Children write letters to dads lost in line of duty

- By Allison Klein

On Father’s Day, Haley Hartwick usually stops by Texas Roadhouse, which was her father’s favorite restaurant, to get a takeout dinner of steak and potatoes. She then likes to go home and watch “Quest for Camelot,” a film they enjoyed watching together.

Her father, Army Chief Warrant Officer Michael Hartwick, was killed in 2006 in Iraq when his helicopter was shot down by enemy fire. She was 10 years old.

“I usually pay tribute to him with little things,” said Hartwick, 22, who lives in Reston, Virginia. “Father’s Day has a bit of a bitterswee­t, melancholy feeling.”

She and other children who lost a father in the line of duty wrote letters to their dads for Father’s Day this year in part as a grief exercise, in part to honor their fathers’ legacies — and also to be part of a project started by the Children of Fallen Patriots Foundation, a nonprofit organizati­on that pays full tuition for gold-star children to attend college.

The Father’s Day letterwrit­ing initiative began because more than 97 percent of service members killed in the line of duty are men, according to the foundation, leaving most of the foundation’s beneficiar­ies feeling adrift on that day.

For Hartwick, writing the letter helped her feel closer to the father she lost years ago, she said.

“I felt a sense of peace after I wrote it,” she said.

And it felt fitting, because she has a postcard her father wrote her on the day he died, April 1, 2006.

“I have his last words to me that he left me,” she said. “And I feel like I’m leaving this letter for him.”

She paraphrase­d his last letter to her as saying: “I am writing because I was thinking of you this morning. Only three more months until I get to see you. Please take care of your mother and brother.”

Her Father’s Day letter to him reads, in part: “To my pilot, my hero, my sweet father, this day is for you. ... You still serve as my inspiratio­n and the person that fuels my passion. I only hope to make you proud & continue to achieve the dreams you had for me.”

She ends her letter, “Love always, your little girl Haley.”

Hartwick graduated last year from Baylor University with a degree in social work, a profession she chose because she wants to help people, the same motivation her father had when he joined the Army, she said. She works for the Virginiaba­sed Children of Fallen Patriots Foundation as its developmen­t administra­tor.

Many of the letters are filled with grief, but also with gratitude. And each letter shows that even though their fathers are gone, the children still very much want their fathers to be proud of them.

“Daddy, I miss you. This is the one unwavering fact of my existence,” writes Johanna Walker, 21, now a college student. “I will miss you every day until I die but that is not a bad thing. I know there is something stronger than my grief, which is my love for you and your love for me.”

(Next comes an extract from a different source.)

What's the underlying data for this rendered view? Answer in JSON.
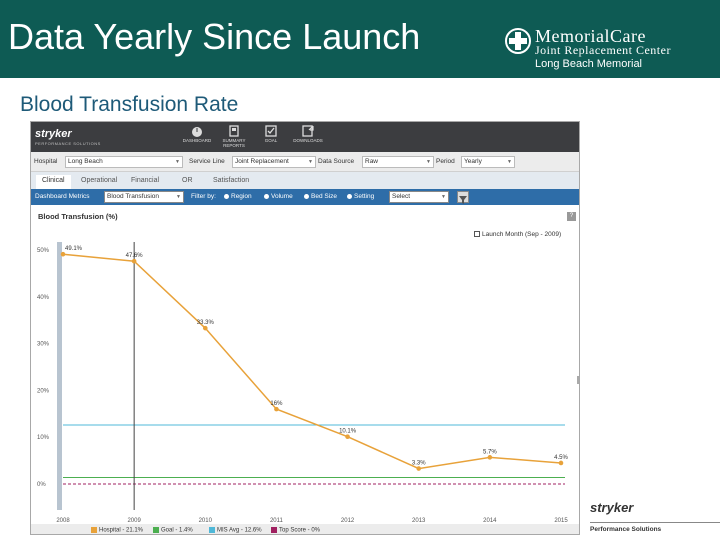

Walker’s father, Army Col. Cliff Walker, died saving his son from drowning in 2007.

“You lived your life so profoundly, Daddy. The example of your life is the greatest gift you could have ever given me. ... You, even in your last moments — especially in your last moments — taught me how to live.”

Walker, who lives in Texas, wrote that she wants to be a nurse to save lives, just as her father saved her brother’s life. Walker is studying community health at Tufts University.

“You used to sing ‘Don’t Fence Me In’ every night and I took it to heart, Daddy,” she wrote. “You raised a little girl with the knowledge that nothing could keep her from her dreams and now that little girl is a young woman who possesses a firm belief in her potential.”